Folhas acima da cabeça, sob os pés, por todos os lados. Nesta semana, a Temporada no Futuro nos leva ao mundo da escritora estadunidense Ursula K. Le Guin (1929-2018) — ou melhor, a um dos muitos mundos construídos por um dos mais importantes nomes da história da ficção especulativa.
Vencedor do Hugo Awards, “Floresta é o nome do mundo” é o sétimo livro do nosso projeto que propõe a imaginação de diversos futuros a partir da literatura. Escrita em 1972, a obra segue extremamente atual, ao tratar de assuntos como o extermínio de populações nativas e devastação.
A trama se desenrola em Athshe, planeta formado por uma densa floresta tropical e habitado por humanoides esverdeados que têm uma relação profunda com o meio ambiente. Tudo vai bem até a chegada dos terranos, que escravizam os nativos e destroem o bioma para extrair madeira e enviá-la para uma Terra devastada. Diante da brutalidade da colonização, só resta aos athshesianos uma opção: fazer a revolução.
“É um livro super importante porque ele tem o poder de mostrar que o que a gente precisa é deixar de pensar o planeta e o meio ambiente como um recurso, como algo a ser explorado e usado como fonte de riqueza para alguns, e passar a vê-lo como algo de que fazemos parte”, comenta a curadora Stephanie Borges.
SOBRE A AUTORA
Ursula K. Le Guin nasceu em Berkeley, Estados Unidos, em 1929. Ao longo de seus quase 60 anos de carreira, escreveu mais de vinte romances e mais de cem contos. Era também poeta, ensaísta e autora de livros infantis. Conquistou dezenas de prêmios, como o Hugo, o Nebula e o National Book Award. Entre suas obras mais conhecidas, e que ganharam edições recentes no Brasil, em 2019, estão “A mão esquerda da escuridão”, “Os despossuídos” e “A curva do sonho”.

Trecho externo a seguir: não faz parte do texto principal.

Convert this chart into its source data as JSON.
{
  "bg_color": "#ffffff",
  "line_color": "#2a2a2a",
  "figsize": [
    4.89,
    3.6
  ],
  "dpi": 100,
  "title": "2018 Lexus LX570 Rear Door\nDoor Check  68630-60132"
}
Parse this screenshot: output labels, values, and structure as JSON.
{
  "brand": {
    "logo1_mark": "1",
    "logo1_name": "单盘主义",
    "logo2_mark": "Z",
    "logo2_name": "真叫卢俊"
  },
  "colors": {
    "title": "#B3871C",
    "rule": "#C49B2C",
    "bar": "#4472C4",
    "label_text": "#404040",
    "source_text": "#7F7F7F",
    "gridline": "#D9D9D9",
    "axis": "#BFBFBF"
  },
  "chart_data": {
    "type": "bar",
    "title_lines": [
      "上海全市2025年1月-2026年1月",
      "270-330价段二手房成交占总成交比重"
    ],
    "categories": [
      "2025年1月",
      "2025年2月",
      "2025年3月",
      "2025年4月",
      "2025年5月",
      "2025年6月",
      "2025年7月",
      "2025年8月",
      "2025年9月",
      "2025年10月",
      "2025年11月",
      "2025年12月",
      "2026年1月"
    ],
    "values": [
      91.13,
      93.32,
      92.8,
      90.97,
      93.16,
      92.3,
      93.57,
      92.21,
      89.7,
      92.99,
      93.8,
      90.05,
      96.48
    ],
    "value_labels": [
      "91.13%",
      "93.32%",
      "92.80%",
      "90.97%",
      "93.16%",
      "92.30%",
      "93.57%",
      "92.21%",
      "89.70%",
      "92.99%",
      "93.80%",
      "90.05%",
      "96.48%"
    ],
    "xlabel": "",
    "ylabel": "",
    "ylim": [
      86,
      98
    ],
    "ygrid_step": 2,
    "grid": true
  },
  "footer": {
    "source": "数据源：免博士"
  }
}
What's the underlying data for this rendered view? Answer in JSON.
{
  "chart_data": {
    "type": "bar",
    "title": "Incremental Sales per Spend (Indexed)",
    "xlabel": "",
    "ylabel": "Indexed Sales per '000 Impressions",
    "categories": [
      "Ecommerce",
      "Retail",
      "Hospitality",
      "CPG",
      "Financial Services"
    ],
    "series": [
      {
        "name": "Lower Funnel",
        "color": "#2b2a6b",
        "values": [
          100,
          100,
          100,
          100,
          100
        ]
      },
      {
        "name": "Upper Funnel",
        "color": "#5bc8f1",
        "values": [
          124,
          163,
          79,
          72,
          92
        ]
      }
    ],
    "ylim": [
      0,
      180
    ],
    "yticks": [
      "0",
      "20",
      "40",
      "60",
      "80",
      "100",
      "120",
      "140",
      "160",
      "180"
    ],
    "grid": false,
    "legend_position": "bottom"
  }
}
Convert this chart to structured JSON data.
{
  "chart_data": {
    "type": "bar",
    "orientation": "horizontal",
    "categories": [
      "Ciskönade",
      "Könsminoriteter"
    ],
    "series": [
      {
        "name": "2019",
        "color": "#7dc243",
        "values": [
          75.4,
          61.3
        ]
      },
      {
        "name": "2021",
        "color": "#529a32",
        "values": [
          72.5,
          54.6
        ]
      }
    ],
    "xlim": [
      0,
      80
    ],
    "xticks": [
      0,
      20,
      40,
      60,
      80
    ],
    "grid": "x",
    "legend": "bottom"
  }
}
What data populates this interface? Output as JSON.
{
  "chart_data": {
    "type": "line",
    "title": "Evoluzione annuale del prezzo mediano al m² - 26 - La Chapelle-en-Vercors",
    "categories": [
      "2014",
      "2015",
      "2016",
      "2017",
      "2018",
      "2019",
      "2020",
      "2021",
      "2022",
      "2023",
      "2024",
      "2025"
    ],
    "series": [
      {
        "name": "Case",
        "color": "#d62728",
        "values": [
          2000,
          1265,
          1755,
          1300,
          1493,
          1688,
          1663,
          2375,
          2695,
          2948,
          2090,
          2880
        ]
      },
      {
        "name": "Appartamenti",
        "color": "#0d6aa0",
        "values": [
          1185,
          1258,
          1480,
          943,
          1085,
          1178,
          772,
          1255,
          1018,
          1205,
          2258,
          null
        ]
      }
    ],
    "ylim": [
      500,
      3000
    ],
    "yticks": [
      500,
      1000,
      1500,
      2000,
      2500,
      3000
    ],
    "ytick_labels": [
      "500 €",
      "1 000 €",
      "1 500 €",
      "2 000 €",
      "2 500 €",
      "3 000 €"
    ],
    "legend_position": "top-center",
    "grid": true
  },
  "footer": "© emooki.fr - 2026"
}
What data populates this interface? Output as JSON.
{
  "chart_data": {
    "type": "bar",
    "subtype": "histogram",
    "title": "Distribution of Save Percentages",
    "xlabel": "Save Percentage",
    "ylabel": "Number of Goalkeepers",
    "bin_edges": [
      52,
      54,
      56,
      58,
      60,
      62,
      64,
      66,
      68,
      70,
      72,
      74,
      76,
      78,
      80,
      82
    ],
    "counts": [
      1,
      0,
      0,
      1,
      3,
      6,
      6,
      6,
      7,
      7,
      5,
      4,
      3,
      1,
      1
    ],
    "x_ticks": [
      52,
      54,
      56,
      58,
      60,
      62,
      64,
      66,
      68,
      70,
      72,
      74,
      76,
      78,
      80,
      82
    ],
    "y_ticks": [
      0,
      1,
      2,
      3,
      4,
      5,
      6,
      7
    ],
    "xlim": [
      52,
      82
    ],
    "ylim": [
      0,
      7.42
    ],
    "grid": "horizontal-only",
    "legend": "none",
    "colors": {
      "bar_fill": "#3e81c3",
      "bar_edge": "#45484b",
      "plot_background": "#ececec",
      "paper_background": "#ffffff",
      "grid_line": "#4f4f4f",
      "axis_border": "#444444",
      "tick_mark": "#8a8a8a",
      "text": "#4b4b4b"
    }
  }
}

“Você segura o sonho com as mãos?”, perguntam a Selver, protagonista de “Floresta é o nome do mundo”, livro de Ursula K. Le Guin que faz parte da nossa Temporada no Futuro. Na obra, Selver e os outros nativos do planeta Athshe se distinguem de nós, os terranos, entre outras coisas, por sua conexão com a natureza e a habilidade para sonhar, descobrir a razão de seus sentimentos, encontrar respostas no mundo onírico.
Mas não é necessário ir tão longe, viajar para outras galáxias, para falar de sonhos — há algum tempo eles despertam interesse de diferentes campos do conhecimento, como a psicanálise, a neurociência e a antropologia.
Há milhões de anos sonhamos, mas a nossa relação com os sonhos mudou bastante. “Se os antigos se deixavam guiar pelos sonhos, a intimidade dos contemporâneos com eles é bem menor”, observa o neurocientista Sidarta Ribeiro em “O oráculo da noite” (2019), seu livro sobre ciência e história do sonho. Já Ailton Krenak, autor de “Ideias para adiar o fim do mundo” (2019), diz que “o sonho prepara as pessoas para se relacionarem com o cotidiano. […] É também um lugar de veiculação de afetos”, observa, fazendo referência à prática de contar os sonhos a outras pessoas.
“Os brancos sonham com o que não tem sentido. Em vez de sonharmos com o outro, sonhamos com o ouro”, afirma o antropólogo Eduardo Viveiros de Castro na introdução de “A queda do céu” (2015), de Davi Kopenawa e Bruce Albert. No livro, Kopenawa — xamã dos Yanomami — observa como as ideias dos homens brancos são “obstruídas e enfumaçadas” pelos ruídos das máquinas das grandes cidades. “Eles dormem sem sonhos, como machados largados no chão de uma casa.”
Os sonhos também chamaram a atenção da fotógrafa e ativista Claudia Andujar. Em “Sonhos Yanomami”, ela apresenta um registro onírico e espiritual e da cultura do xamanismo. Produzida em 2002, 10 anos após a demarcação das terras Yanomami, a série reflete ainda um período de otimismo na luta indígena.
Seja na ficção, seja no dia a dia, a grande pergunta é: como retomar a arte de sonhar? Como ir além de onde os nossos sonhos nos levaram até agora?